Someone asked me if I could put together a tutorial about taking my night time camp fire shots so I thought I'd give it a go.
To do this I'm afraid I have to give you some technical background. I'll break it down as simply as I can but if you want to get pictures like this then you do have to understand the process.
Unfortunately, there are no short cuts.
I've been interested in photography for about forty years now, first with film and now digital. The most important thing I’ve learned in that time is that the old trope about “a camera never lies” is one of the greatest lies ever told.
The camera cannot help but lie. Everything about a photograph is an illusion.
One of the biggest problems is that a camera works differently to our eyes. When we look at a night time scene our eyes constantly adjust, which allows us to look at a burning lamp yet still see details deep into the shadows.
A camera cannot easily do that with a single exposure. It will need some help.
Imagine taking a picture of that burning lamp in the middle of the day. The scene will be illuminated by light from the sun either directly or diffused through clouds.
That ambient light is bounced and reflected from objects and surfaces all around the lantern and will probably overpower the light generated by the lamp.
We might be able to see the flame but it is likely that the light it is throwing out will not be apparent.
Now imagine we are taking a picture of that same lamp in the middle of a moonless night far away from any other light source.
Now the main source of light will be our lamp.
Our eyes can see the flame and also the light reflecting from the scene around the lamp, an enormous range of contrast that a camera cannot possibly record in a single exposure.
All other things remaining the same, the photographer has to choose between a short exposure to stop the flame burning out too much which leaves the scene too dark or exposing longer for the scene which means that the flame will be much too bright to be properly recorded.
Either way, the contrast is far too great.
( Note: There are now special techniques that allow the photographer to take multiple exposures and combine them with software in order to compensate for this wide contrast range to some degree, usually described as High Dynamic Range ( HDR ). Those techniques are beyond the scope of this article and would still struggle to record this. If you are interested you can read about such techniques online )
We can see therefore that in full daylight the light of the lamp will usually be overpowered by the ambient light.
We can also see that in full darkness the camera will not be able record the flame of the lamp and the scene illuminated by the lantern in one image.
But what about the time between?
The brightness of the flame is constant as is the light from the lamp falling on the scene around it. The only real variable is the ambient light.
As the sun goes down and the light of the day dwindles, there will be a moment when the ambient light and the light from the lamp will fall into a balance that is much closer to the range of contrast that the camera can capture.
As you can see, it still cannot capture the brightness of the flame and the darkness of the scene fully but at least it has a fighting chance of producing the sort of image we are looking for.
This is not an exactly predictable time, depending on the conditions it might last for a few minutes up to half an hour, but it is these few minutes at twilight that provide our best window of opportunity.
Now, hundreds of books and websites already exist that explain how your camera works and about the fundamentals of photography, I cannot write anything better that will make it easier for you, you do not have to know everything but you do at least need to know how to use your own camera which means reading the instruction manual. If you cannot find it you can usually download copies online.
Pay particular attention to how to turn on the histogram mode, highlight warnings, change exposure modes, aperture, shutter speed, ISO, white balance, exposure compensation, manual focus, display brightness, turn off any automatic flash, shoot in live view and set the camera to record RAW image files. Every camera is slightly different so I cannot possibly be expected to know how to do any or all these things on yours.

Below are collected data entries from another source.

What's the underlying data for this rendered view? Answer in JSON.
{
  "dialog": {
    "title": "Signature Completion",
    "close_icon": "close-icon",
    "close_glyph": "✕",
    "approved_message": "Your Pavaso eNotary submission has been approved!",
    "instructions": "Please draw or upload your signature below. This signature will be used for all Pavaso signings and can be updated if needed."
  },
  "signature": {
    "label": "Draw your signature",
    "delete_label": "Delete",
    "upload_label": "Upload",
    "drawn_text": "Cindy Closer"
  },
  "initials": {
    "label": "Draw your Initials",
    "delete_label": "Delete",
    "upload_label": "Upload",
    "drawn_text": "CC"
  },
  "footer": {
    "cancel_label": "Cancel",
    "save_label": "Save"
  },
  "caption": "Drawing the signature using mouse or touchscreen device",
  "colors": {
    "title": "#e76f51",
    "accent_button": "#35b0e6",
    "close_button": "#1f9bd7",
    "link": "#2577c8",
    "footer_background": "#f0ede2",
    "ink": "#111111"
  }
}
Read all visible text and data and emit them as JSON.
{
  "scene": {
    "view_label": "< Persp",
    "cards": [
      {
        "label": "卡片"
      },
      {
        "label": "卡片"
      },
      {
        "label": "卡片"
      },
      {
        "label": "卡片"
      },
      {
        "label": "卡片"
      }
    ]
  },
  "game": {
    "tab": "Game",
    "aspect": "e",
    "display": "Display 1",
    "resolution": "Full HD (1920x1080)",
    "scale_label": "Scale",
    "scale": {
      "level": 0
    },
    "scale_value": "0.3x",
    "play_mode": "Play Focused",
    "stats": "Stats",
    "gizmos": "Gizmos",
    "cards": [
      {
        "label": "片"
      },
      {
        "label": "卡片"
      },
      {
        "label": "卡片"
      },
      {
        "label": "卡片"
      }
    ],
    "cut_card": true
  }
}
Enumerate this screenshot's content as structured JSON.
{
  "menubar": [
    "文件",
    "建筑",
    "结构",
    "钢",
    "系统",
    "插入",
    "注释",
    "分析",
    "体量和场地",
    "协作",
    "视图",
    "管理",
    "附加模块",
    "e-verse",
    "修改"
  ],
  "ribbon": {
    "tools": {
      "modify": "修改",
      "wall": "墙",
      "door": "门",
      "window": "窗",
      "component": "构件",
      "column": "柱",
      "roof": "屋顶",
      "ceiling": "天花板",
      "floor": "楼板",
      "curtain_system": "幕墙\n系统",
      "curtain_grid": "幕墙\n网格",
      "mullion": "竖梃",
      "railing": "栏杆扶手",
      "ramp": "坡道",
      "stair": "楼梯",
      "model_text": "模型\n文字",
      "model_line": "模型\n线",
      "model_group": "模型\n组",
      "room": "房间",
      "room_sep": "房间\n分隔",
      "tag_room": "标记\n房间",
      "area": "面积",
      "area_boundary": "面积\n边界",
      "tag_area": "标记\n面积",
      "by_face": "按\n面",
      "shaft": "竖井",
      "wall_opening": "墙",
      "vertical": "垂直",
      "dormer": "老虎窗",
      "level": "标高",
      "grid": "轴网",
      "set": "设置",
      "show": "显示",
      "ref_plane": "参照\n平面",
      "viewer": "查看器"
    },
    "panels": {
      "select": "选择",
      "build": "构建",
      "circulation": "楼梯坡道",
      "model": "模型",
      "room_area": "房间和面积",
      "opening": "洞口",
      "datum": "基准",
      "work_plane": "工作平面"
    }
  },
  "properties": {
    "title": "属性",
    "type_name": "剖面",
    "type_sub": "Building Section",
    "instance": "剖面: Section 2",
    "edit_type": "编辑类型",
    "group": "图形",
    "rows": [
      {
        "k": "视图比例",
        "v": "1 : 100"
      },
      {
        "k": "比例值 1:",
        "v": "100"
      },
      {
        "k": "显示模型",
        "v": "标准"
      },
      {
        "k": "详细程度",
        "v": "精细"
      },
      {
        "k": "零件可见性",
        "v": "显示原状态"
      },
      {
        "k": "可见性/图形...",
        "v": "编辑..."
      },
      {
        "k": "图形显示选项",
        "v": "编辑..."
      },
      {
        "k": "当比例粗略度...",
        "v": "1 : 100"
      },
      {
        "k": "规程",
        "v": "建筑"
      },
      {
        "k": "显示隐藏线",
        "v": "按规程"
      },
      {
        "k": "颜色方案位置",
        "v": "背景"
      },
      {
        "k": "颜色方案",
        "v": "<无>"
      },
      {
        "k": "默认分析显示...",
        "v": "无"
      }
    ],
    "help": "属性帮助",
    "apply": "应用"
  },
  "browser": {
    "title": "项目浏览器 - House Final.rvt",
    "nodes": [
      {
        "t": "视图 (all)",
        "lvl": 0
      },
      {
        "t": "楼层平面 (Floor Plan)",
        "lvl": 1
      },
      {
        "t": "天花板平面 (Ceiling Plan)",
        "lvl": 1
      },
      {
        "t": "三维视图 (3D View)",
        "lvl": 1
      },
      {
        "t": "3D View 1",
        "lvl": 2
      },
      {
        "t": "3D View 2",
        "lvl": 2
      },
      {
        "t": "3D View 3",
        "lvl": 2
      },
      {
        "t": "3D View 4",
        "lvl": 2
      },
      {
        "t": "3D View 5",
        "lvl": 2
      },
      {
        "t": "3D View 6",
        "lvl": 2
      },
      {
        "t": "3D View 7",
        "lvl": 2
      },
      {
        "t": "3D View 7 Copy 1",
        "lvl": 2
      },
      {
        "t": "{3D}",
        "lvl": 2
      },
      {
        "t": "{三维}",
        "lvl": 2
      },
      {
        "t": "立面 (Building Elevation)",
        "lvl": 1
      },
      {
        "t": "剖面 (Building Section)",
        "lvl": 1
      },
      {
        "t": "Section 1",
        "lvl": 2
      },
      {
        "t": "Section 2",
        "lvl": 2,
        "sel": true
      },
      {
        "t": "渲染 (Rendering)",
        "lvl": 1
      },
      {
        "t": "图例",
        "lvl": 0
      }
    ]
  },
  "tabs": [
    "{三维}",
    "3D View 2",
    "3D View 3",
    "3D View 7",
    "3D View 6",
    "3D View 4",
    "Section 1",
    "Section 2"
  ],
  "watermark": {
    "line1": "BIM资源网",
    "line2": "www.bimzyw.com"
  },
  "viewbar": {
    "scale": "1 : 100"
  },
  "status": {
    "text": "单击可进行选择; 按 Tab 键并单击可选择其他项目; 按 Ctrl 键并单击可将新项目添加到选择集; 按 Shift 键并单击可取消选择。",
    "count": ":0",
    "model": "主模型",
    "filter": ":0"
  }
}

You also need to understand how exposure works, which means learning about the relationship between shutter speed, aperture and sensitivity ( ISO ). This link Is a good place to start, in fact I recommend a good look at all the tutorials on that website as I do not know anywhere that presents better information about how photography really works. It is well worth your time to read through it.
These are the basics of photography that every photographer should understand. I'm sorry but I do not have the time to teach you all these things so you do need to do some homework. There are no short cuts or magical settings if you want to take photographs like these.
If you are shooting RAW files, which I highly recommend, you will need some kind of raw processing software, either commercial, open source or supplied with your camera, often via a web site. Put simply, if you are not shooting RAW files you are wasting about 90% of the potential quality that your camera can produce and you are unlikely to be able to apply most of the post production techniques that you will see later in this article. You will also probably need some kind of image processing software. Again commercial, open source or supplied with the camera.